Classic garlic knot bread flavors and smells bring back memories of gluten in this gluten-free garlic knot pasta dish. Made with chickpeas for extra protein, easy to make, and incredibly fragrant. Gluten-free, dairy-free, and allergy-friendly.
My apartment smelled like homemade garlic bread yet there was no bread to be seen. I could almost taste it in the air. It was garlic and smelled divine, like scenes from an Italian restaurant. Through each simmering moment, the smell of the garlic bread spread throughout my apartment and my mind was instantly transported to the best childhood pizzeria experience in Long Island: Vinny's Pizza. Far before we knew anything about Celiac Disease. Far before healthy or health-conscious. It was a long pastime to go with my dad and sister to get garlic knots and pizza. And I can literally smell it now.
When Banza made its appearance at the Gluten-Free Allergy-Friendly Expo in 2015, I was so excited to try it! A gluten-free chickpea pasta in all shapes and sizes that tasted like gluten pasta. Like many brands at the gluten-free allergy-friendly show, their shelf life is limited. Often after a few years pass by, the brand goes out of business. So when I heard that Banza was on Sharktank the TV show that gives entrepreneurs money if their idea is worthly I naturally realized this brand was here to stay.

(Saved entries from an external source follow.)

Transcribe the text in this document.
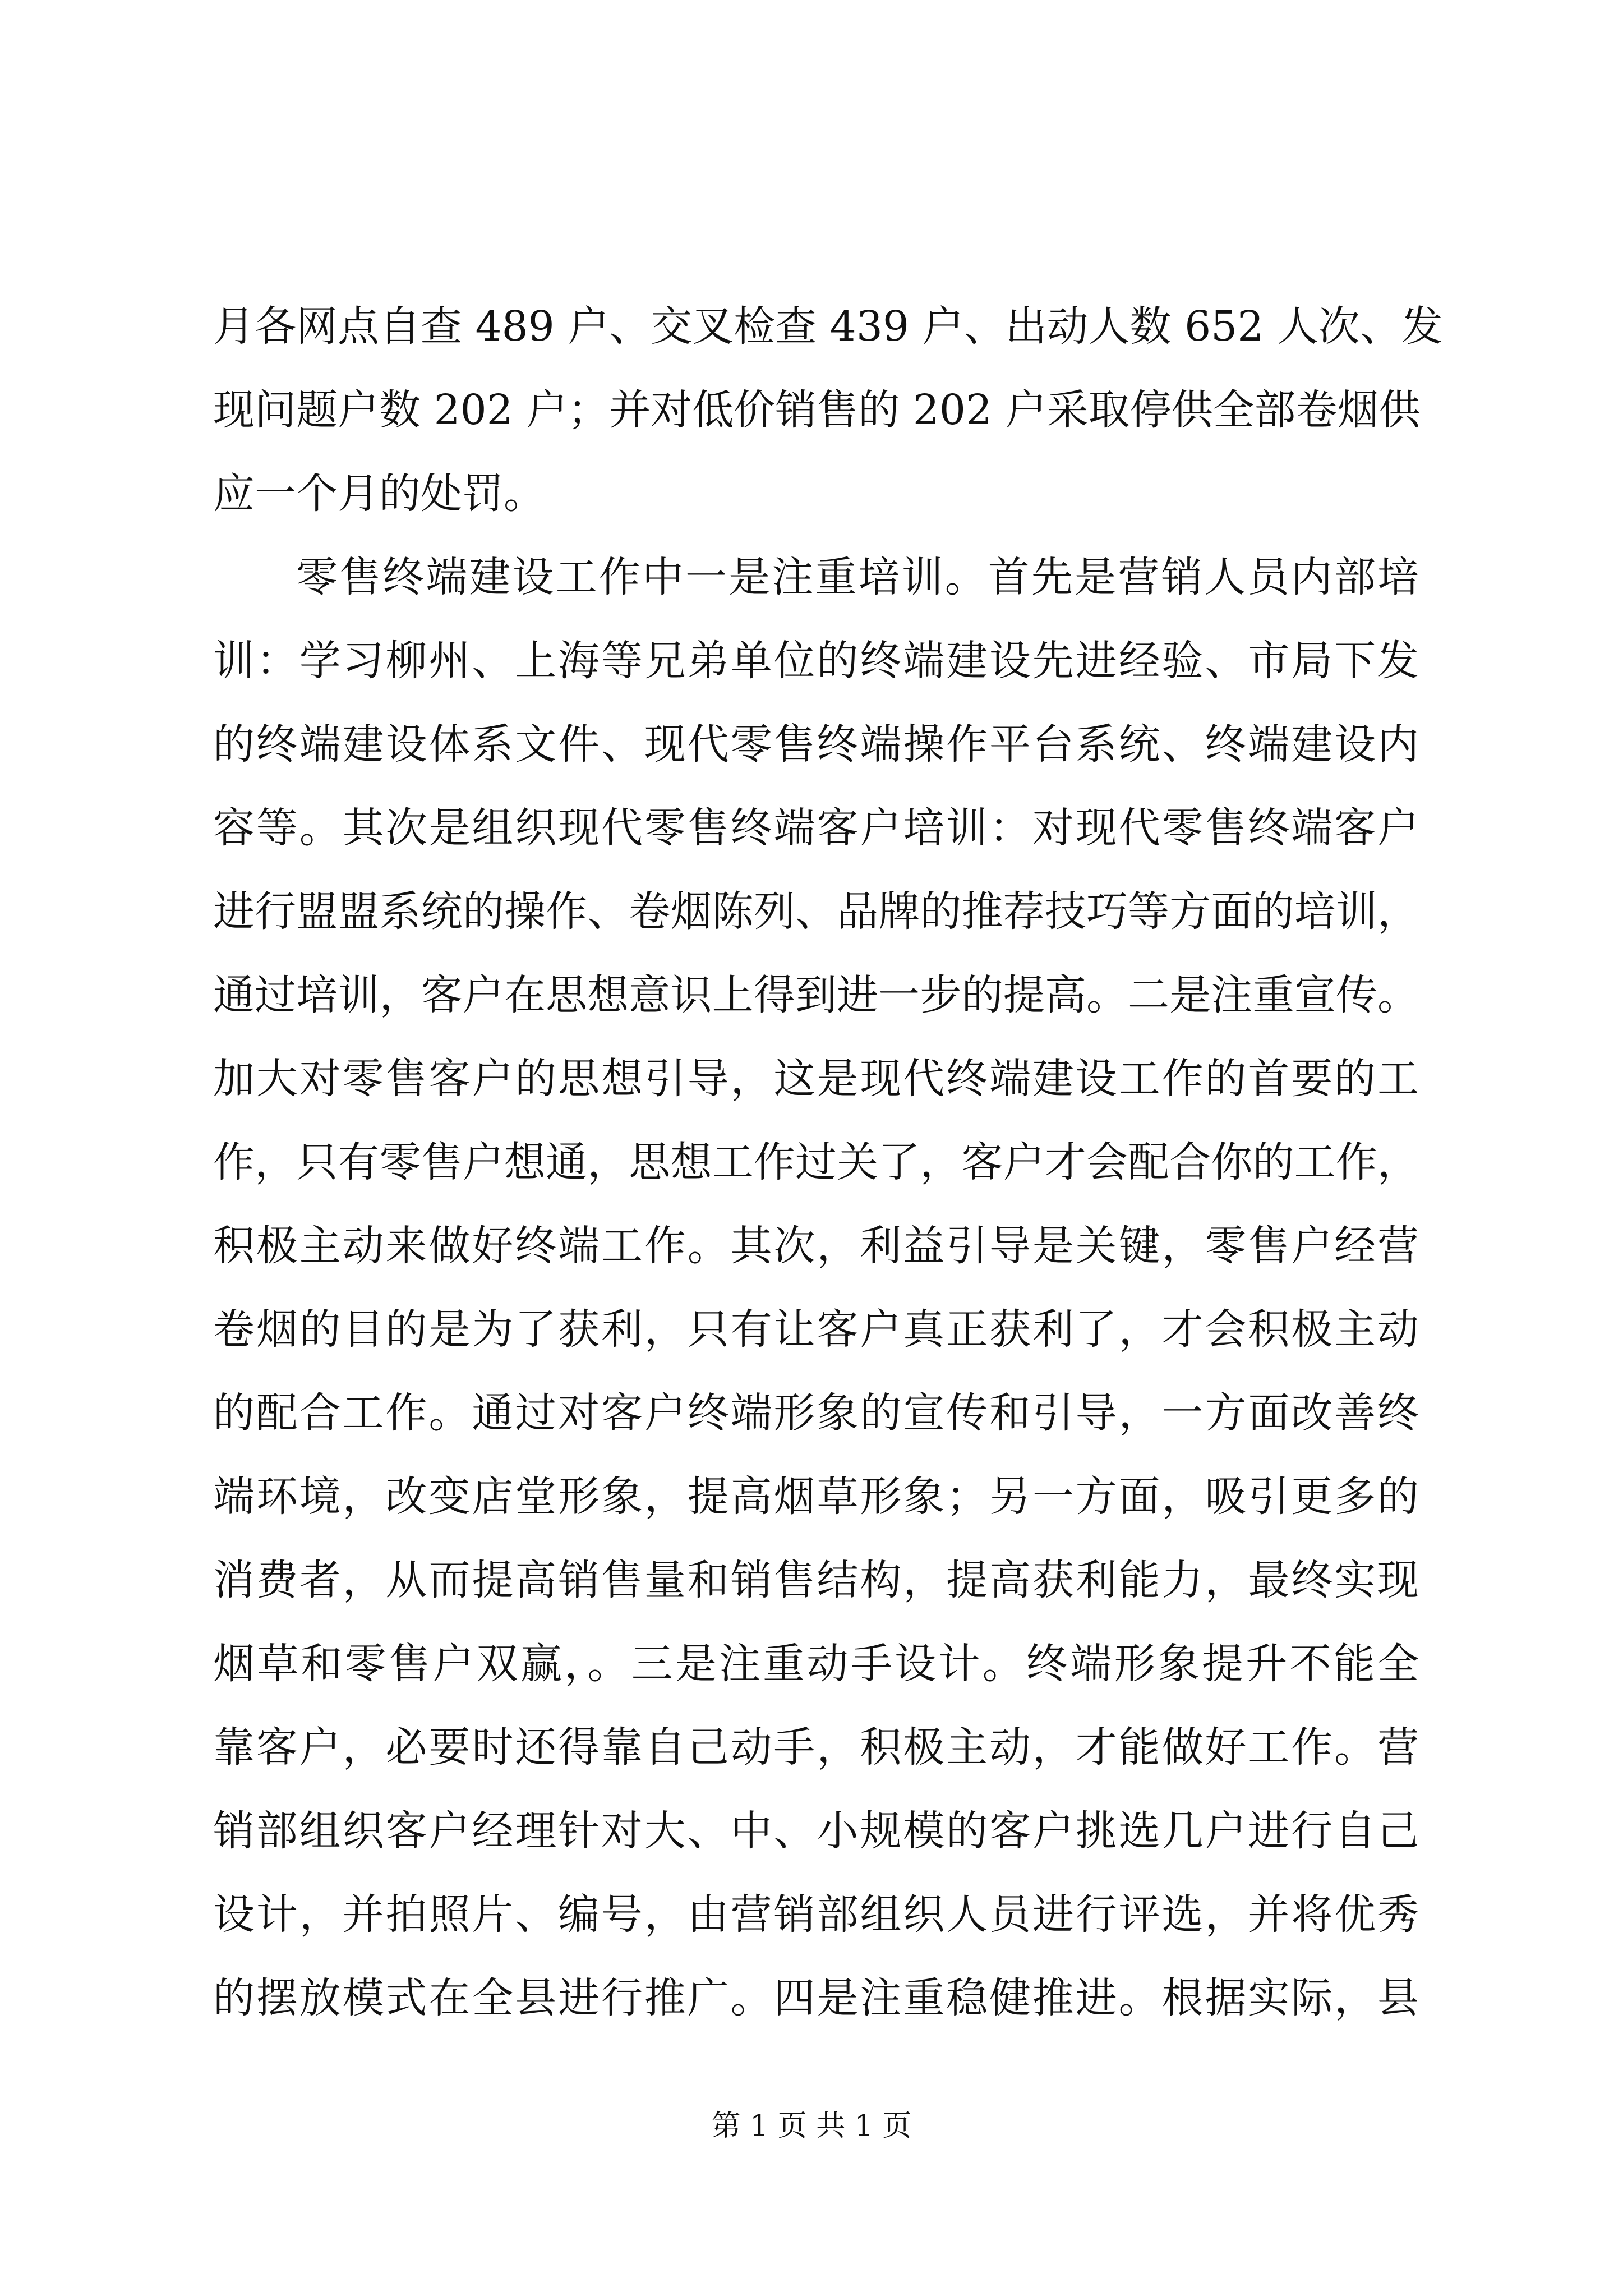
月各网点自查 489 户、交叉检查 439 户、出动人数 652 人次、发
现问题户数 202 户；并对低价销售的 202 户采取停供全部卷烟供
应一个月的处罚。
零售终端建设工作中一是注重培训。首先是营销人员内部培
训：学习柳州、上海等兄弟单位的终端建设先进经验、市局下发
的终端建设体系文件、现代零售终端操作平台系统、终端建设内
容等。其次是组织现代零售终端客户培训：对现代零售终端客户
进行盟盟系统的操作、卷烟陈列、品牌的推荐技巧等方面的培训，
通过培训，客户在思想意识上得到进一步的提高。二是注重宣传。
加大对零售客户的思想引导，这是现代终端建设工作的首要的工
作，只有零售户想通，思想工作过关了，客户才会配合你的工作，
积极主动来做好终端工作。其次，利益引导是关键，零售户经营
卷烟的目的是为了获利，只有让客户真正获利了，才会积极主动
的配合工作。通过对客户终端形象的宣传和引导，一方面改善终
端环境，改变店堂形象，提高烟草形象；另一方面，吸引更多的
消费者，从而提高销售量和销售结构，提高获利能力，最终实现
烟草和零售户双赢，。三是注重动手设计。终端形象提升不能全
靠客户，必要时还得靠自己动手，积极主动，才能做好工作。营
销部组织客户经理针对大、中、小规模的客户挑选几户进行自己
设计，并拍照片、编号，由营销部组织人员进行评选，并将优秀
的摆放模式在全县进行推广。四是注重稳健推进。根据实际，县
第 1 页 共 1 页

PERKS OF BANZA CHICKPEA PASTA
- Banza is incredibly allergy-friendly. Their noodles use minimal ingredients and lots of protein
- Made from chickpeas, pea protein, and tapioca
- Keeps you full and satiated
- Doesn't make you bloat as other pasta does
- Legumes, not grains
- Not mushy like other gluten-free pasta brands
To this day it was the best thing I ever had when it came to a gluten-free pasta that made me feel good. And to this day it's one of the gluten-free pasta I choose to use on the regular. I like it more Aldente. So I don't cook it for the full 8 minutes the box suggests. The moment it looks "ready" off the heat and into the strainer it goes. How do I know when it's ready? Well, the noodles look more expanded. They look flatter, and lighter in color. That's under 6 minutes to cook pasta.
WHY I CHOOSE BANZA PASTA OVER OTHER PASTA BRANDS
- Why Banza right? You've heard mixed reviews right? I hear ya. For me it was different. For me, I hadn't had pasta since 2014 due to elimination diets like Whole 30 and Paleo that excluded anything processed, made from legumes, or found in a box.
- Plus finding out I had a severe sensitivity to corn, rice and soy made it even harder to indulge in a simple pasta dish.
MORE GLUTEN-FREE PASTA INSPO
HOW TO MAKE BANZA CHICKPEA GARLIC KNOT PASTA
- First I added a bit of olive oil to the pan alongside a tiny bit of garlic powder. I let it simmer on low.
- But I didn't just cook the pasta as directed and throw on some dried garlic. It would never taste like garlic bread if I did that. There are steps to making this dish taste as garlicky as possible.
- Instead, I prepared it differently. And that made ALL the difference.
- While on low heat simmer the olive oil in the pot. Let it warm up.
- As the oil is warming begin to add the Italian parsley, and ¼ of the garlic powder until lightly browned.
- It will start to brown when warmed. Even if it gets too brown and you think you messed it up, keep making it.
- Once the garlic and oil browns in the pan and starts to stick into clusters, set the temperature to simmer, and add the cooked pasta, and remaining parsley, and garlic. Stir.
- Then it's done! You'll remove the pasta from the heat and with a large spoon, you'll mix the pasta into the garlic sauce until all pasta pieces are evenly coated.
Can't find garlic powder? I know it may be tricky to find so grab garlic powder here.
READY TO GATHER YOUR INGREDIENTS?
Gluten-Free Garlic Knot Pasta
- 1 box Banza chickpea pasta shapes only
- 3 tbsp full-fat olive oil
- ½ tbsp dried garlic powder
- 3 tbsp fresh Italian parsley chopped
- ½ tsp pink Himalayan salt or sea salt
- Cook pasta according to the box directions and set aside.
- You'll need 1 ½ cups of cooked pasta for this recipe.
- On low heat in a soup pan simmer olive oil, 1 tablespoon of Italian Parsley, and ¼ of the half of the garlic powder till warmed, about 1 minute. It will start to brown when warmed. Even if it gets too brown and you think you messed it up, keep making it.
- Once the oil is brown and the garlic starts to stick into clusters, set to the lowest temp possible on your stove. Add the cooked pasta, sprinkle the remaining garlic and Italian Parsley.
- Remove from heat. Using a large spoon, massage and mix the pasta into the garlic sauce. Keep mixing until it is coated with the sauce. Serve and enjoy.